The print ad "Dunkley vs. Fact" reiterated a previous ad which claimed Bermuda was in"grave danger" because Mr. Dunkley was calling for a "regime of extreme right wing measures such as: hanging, flogging...".
Yesterday's ad alleged that Mr. Dunkley lied when he said he was not looking to reintroduce capital or corporal punishment. Mr. Dunkley had called the previous advertisement "an outright lie and misrepresentation".
Mr. Dunkley restated yesterday that the ads are misleading and that the UBP's platform does not mention either forms of punishment.
PLP chairman David Burt said the basis for their ads were that Mr. Dunkley voted against abolishing capital and corporal punishment in 1999.
During that 1999 House of Assembly session members of both sides voted based on their consciences.
As such, the vote does not usually carry a whip. Nineteen of the then-25 PLP MPs voted for the abolition and 13 of the UBP's 14 MPs voted against it.

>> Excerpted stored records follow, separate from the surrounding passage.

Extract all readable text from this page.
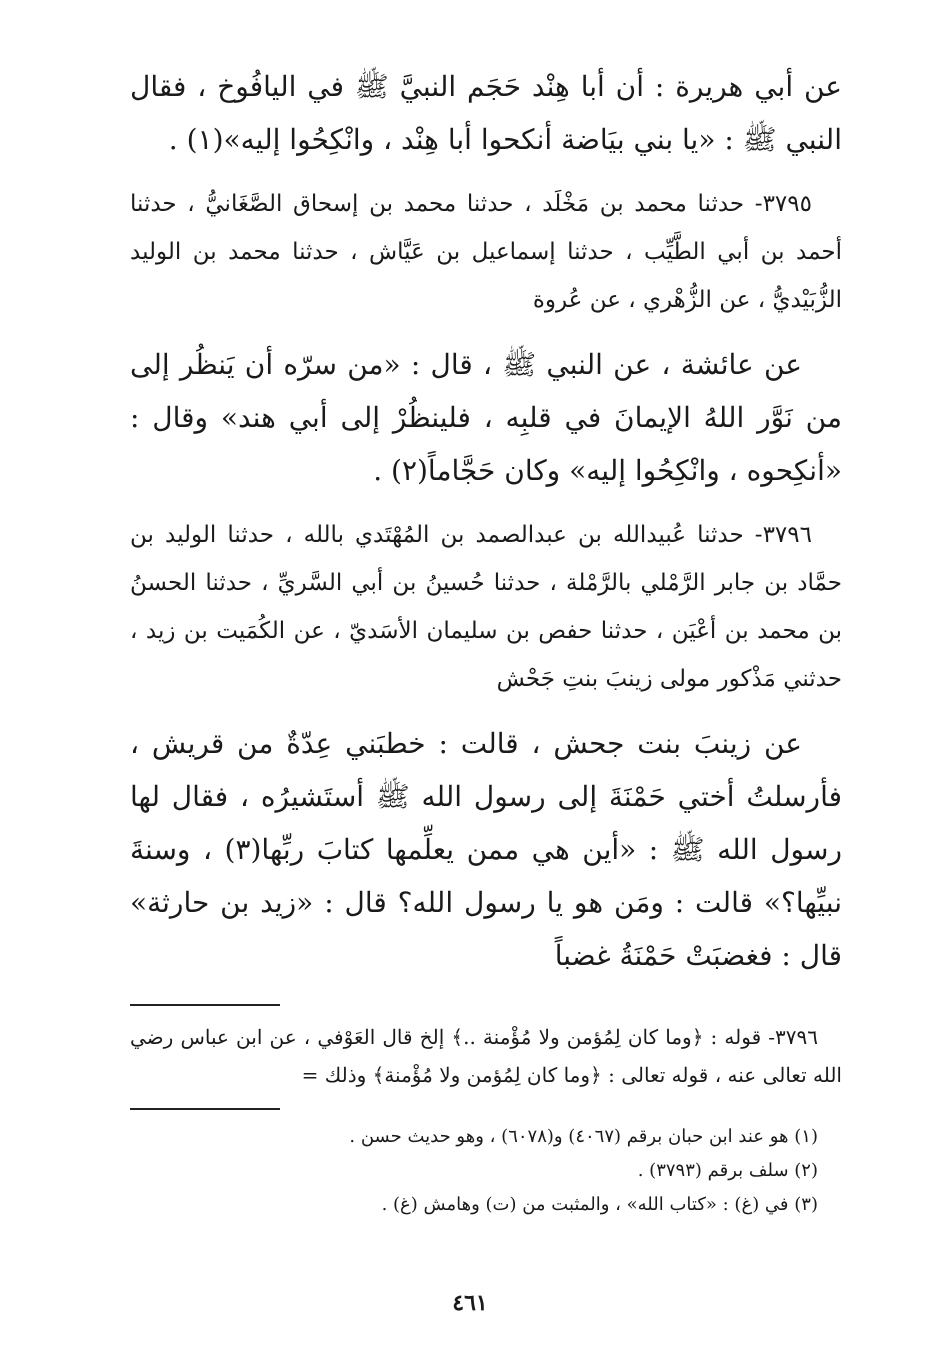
عن أبي هريرة : أن أبا هِنْد حَجَم النبيَّ ﷺ في اليافُوخ ، فقال النبي ﷺ : «يا بني بيَاضة أنكحوا أبا هِنْد ، وانْكِحُوا إليه»(١) .

٣٧٩٥- حدثنا محمد بن مَخْلَد ، حدثنا محمد بن إسحاق الصَّغَانيُّ ، حدثنا أحمد بن أبي الطَّيِّب ، حدثنا إسماعيل بن عَيَّاش ، حدثنا محمد بن الوليد الزُّبَيْديُّ ، عن الزُّهْري ، عن عُروة

عن عائشة ، عن النبي ﷺ ، قال : «من سرّه أن يَنظُر إلى من نَوَّر اللهُ الإيمانَ في قلبِه ، فلينظُرْ إلى أبي هند» وقال : «أنكِحوه ، وانْكِحُوا إليه» وكان حَجَّاماً(٢) .

٣٧٩٦- حدثنا عُبيدالله بن عبدالصمد بن المُهْتَدي بالله ، حدثنا الوليد بن حمَّاد بن جابر الرَّمْلي بالرَّمْلة ، حدثنا حُسينُ بن أبي السَّريِّ ، حدثنا الحسنُ بن محمد بن أعْيَن ، حدثنا حفص بن سليمان الأسَديّ ، عن الكُمَيت بن زيد ، حدثني مَذْكور مولى زينبَ بنتِ جَحْش

عن زينبَ بنت جحش ، قالت : خطبَني عِدّةٌ من قريش ، فأرسلتُ أختي حَمْنَةَ إلى رسول الله ﷺ أستَشيرُه ، فقال لها رسول الله ﷺ : «أين هي ممن يعلِّمها كتابَ ربِّها(٣) ، وسنةَ نبيِّها؟» قالت : ومَن هو يا رسول الله؟ قال : «زيد بن حارثة» قال : فغضبَتْ حَمْنَةُ غضباً

٣٧٩٦- قوله : ﴿وما كان لِمُؤمن ولا مُؤْمنة ..﴾ إلخ قال العَوْفي ، عن ابن عباس رضي الله تعالى عنه ، قوله تعالى : ﴿وما كان لِمُؤمن ولا مُؤْمنة﴾ وذلك =

(١) هو عند ابن حبان برقم (٤٠٦٧) و(٦٠٧٨) ، وهو حديث حسن .

(٢) سلف برقم (٣٧٩٣) .

(٣) في (غ) : «كتاب الله» ، والمثبت من (ت) وهامش (غ) .

٤٦١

Government MPs Derrick Burgess, Wayne Perinchief, El James, Reginald Burrows and Dennis Lister did not vote.
The UBP also denounced a television advert sanctioned by the PLP. The ad shows new UBP candidate Wayne Scott, who is running in Warwick North Central, at a news conference about Government's television station.
In the ad he asks: "Do we really need to have a Government television station?" The footage is then dubbed so that you hear Opposition Leader Michael Dunkley speaking on the topic while Mr. Scott's lips move. Then Mr. Scott says: "There are many stations around that have, that have been um..." and Mr. Dunkley prompts him by saying "struggling". The ad repeats this four second clip for the next 30 seconds before ending with the song "I'm your puppet" by James and Bobby Purify.
UBP candidate E.T. (Bob) Richards, who is running in Devonshire East, said the ad was an example of "gutter politics.
"It is offensive," he said. "It uses racial stereotyping as a political weapon."
And MP John Barritt said: "It is time to call them out for ads like this. On the PLP website there is a video of Wayne Caines, another new candidate, and you can see him struggle for the words to use, he struggles not once but twice and he is helped by a colleague on his right. No one called him a puppet.
"My black colleagues have to endure this type of criticism and it is offensive — that they are something less because they are black and support the UBP."
The video Mr. Barritt spoke of is of a constituency meeting where near the end of a nine-minute speech Mr. Caines, who is running in Hamilton South, said: "If given the opportunity I will serve humbly. I will put those three things together; honour, integrity... honour, integrity..." at this point Roderick Burchall prompted Mr. Caines and said "accountability" to much laughter. Mr. Caines then said "and accountability. I can't forget accountability — that's what you call a senior moment."
Earlier in the campaign, Premier Ewart Brown dubbed the UBP the "Filthy McNasty" party after alleged UBP supporters e-mailed mocked-up e-mails of Dr. Brown likening him to dictators.